Hi @nathanielks If you have time would you be able to share your deployment configuration/workflow on Kinsta? Did they have to change their default setup to make it work or does it work on a standard account? I’m not that familiar with TreIlis and have traditionally used Capistrano for deployment. From what I can tell the deployment strategy is similar. Kinsta weren’t keen to change things when I enquired about the possibility of setting the web root to the current symlink. Cheers!
Indeed! I got around that by creating a bedrock folder in the account’s home dir, and then symlinking the current release to public on Kinsta. You’ll need to ask them to add the bedrock folder to their open_basedir php ini setting, but once that’s done you’re good to go!

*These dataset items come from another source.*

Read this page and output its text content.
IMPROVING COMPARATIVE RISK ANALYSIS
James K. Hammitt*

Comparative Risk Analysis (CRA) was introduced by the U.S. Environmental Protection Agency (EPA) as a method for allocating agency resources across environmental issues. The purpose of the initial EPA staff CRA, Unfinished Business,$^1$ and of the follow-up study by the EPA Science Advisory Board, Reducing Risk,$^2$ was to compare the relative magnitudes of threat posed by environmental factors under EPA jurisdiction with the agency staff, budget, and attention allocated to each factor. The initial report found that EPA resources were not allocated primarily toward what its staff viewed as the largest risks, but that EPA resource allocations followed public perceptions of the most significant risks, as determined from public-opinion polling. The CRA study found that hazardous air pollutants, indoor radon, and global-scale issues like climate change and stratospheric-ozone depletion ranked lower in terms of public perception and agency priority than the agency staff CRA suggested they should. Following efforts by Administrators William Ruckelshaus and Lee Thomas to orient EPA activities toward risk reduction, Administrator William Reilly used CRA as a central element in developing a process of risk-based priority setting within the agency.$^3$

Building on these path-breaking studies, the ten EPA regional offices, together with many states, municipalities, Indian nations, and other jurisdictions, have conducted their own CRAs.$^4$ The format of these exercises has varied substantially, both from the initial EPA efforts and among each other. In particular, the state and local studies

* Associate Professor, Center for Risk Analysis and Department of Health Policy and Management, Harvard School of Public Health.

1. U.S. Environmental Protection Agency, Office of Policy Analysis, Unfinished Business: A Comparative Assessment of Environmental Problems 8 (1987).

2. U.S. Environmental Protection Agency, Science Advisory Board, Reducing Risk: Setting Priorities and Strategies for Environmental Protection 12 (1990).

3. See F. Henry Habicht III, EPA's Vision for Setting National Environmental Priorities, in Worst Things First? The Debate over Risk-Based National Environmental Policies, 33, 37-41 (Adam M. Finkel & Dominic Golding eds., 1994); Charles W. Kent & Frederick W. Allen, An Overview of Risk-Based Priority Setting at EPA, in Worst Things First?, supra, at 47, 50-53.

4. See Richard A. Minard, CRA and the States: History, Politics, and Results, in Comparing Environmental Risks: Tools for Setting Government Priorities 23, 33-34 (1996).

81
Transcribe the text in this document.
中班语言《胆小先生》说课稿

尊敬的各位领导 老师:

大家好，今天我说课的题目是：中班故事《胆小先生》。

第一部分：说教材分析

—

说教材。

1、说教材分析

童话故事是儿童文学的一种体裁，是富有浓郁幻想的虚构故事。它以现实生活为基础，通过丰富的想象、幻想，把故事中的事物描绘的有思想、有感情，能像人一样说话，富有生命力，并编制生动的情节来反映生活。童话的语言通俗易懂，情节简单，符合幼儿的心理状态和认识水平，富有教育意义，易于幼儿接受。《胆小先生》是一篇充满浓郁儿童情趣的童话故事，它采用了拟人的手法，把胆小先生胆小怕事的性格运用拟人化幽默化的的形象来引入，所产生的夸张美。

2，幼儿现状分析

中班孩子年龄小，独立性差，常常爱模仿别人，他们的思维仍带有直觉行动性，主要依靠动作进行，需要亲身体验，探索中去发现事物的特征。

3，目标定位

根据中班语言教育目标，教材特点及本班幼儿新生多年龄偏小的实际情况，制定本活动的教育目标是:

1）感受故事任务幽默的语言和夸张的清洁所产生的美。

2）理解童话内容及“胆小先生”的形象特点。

I don’t have time at the moment, but I’ll put something up here when I get a chance 
Thanks, that’s great
Sorry for the wait, @superbiaweb @lvl99 @max! These are the files I shared with @JulienMelissas: https://drive.google.com/open?id=0B1zycLinPP-LRTduaTdEaHFJUms. You should be able to decompress that and drop it on your trellis directory to overwrite the necessary files. Or (cautious alternative) open the files to see what’s inside
Then you need to add these variables:
group_vars/all/main.yml:
project_root: "{{ kinsta_path }}"
group_vars/staging/main.yml:
kinsta_root: "/www/HOME_DIRECTORY"
kinsta_path: "{{ kinsta_root }}/bedrock"
group_vars/production/main.yml:
kinsta_root: "/www/HOME_DIRECTORY"
kinsta_path: "{{ kinsta_root }}/bedrock"
You’ll need to change HOME_DIRECTORY in the above references to the actual value. Same for files/wp-cli.yml. You can find it in the path under the “Basic Details” section in the Kinsta dashboard.
This assumes you create a folder on Kinsta called /bedrock. You’ll need to ask Kinsta to add that path to their open_basedir configuration for you. Other than that, this should work.